Desafios no combate ao abuso sexual infantil no Brasil
Enviada em 16/12/2020
A Constituição Federal de 1988, documento jurídico mais importante do país, prevê, em seu Artigo 6°, o direito à segurança e à saúde como inerente a todo cidadão brasileiro. No entanto, infelizmente, tal prerrogativa não tem reverberado-se com ênfase na prática quando se observa a situação alarmante no combate ao abuso sexual infantil no Brasil, dificultando, desse modo, a universalização desse direito social tão importante. Nessa perspectiva, convém analisar as principais consequências relacionadas a esse fenômeno na sociedade brasileira.
Em primeira análise, deve-se ressaltar a ausência de medidas governamentais eficientes, como, penas criminais mais rígidas e fiscalizações renitentes, para combater o abuso sexual em crianças e adolescentes no Brasil. Nesse sentido, tal problemática permeia-se na sociedade corroborando o impacto físico e psicológico causados à população em questão. Confome o conceituado médico brasileiro, Drauzio Varella, insinuações e atos sexuais não consentidos nas primeiras fases da vida, contribuem no desenvolvimento de traumas emocionais a longo prazo. Essa conjuntura, à luz do filósofo contratualista Jonh Locke, configura-se como uma relaçao de “Contrato Social”, já que o estado não cumpre sua função de garantir que os cidadãos desfrutem de direitos idispensáveis, como a segurança e a saúde, o que infelizmente é evidente no país.

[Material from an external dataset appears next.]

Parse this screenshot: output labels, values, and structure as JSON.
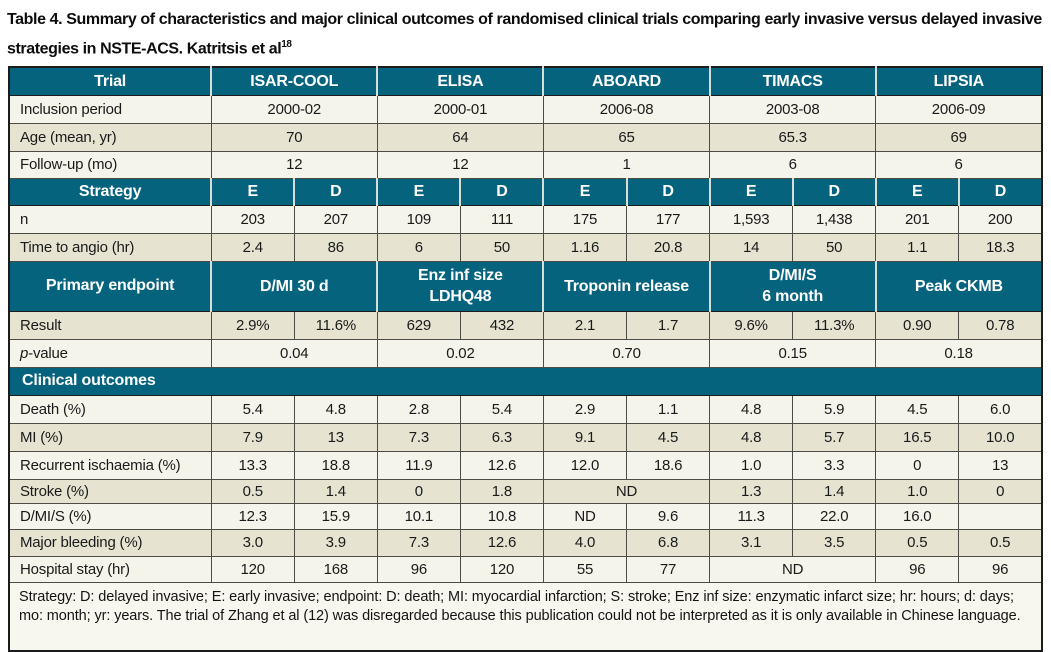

Ademais, faz-se necessário apontar a negligência familiar como impulsionadora do abuso sexual infantil, em vista que, segundo dados do Ministério da Saúde, a maioria dos casos ocorrem em ambiente familiar, praticadas por parentes próximos à vítima ou amigos da família. Não apenas, as denúncias tornam-se, por vezes, atitudes receosas quando envolvem pessoas do mesmo vínculo familiar, o que é inadimissível, pois, coforme o Estatuto da criança e do adolescente, os adultos são responsáveis legais para a assistência e proteção de monores que se apresentam sob sua custódia. Diante de tal exposto, faz-se preponderante, no âmbito particular, a observação, o questionamento e o conhecimento da realidade para que as medidas cabíveis sejam devidamente tomadas. É inaceitável que esse cenário continue a perdurar.
Depreende-se, portanto, a necessidade de se combater a neglicência estatal e familiar, obstáculos presentes na sociedade brasileira. Para isso, é imprescindível que o Ministério da Mulher, da Família e dos Direitos Humanos, por intermédio de ações, mobilidades sociais e de acompanhamentos pscológicos nas escolas e creches, feitos por profissionais da saúde e professores qualificados para a possível situação, dê assistência à população acometida. A fim de propiciar proteção às crianças e adolescentes e a efetivação dos elementos previstos na Carta Magna.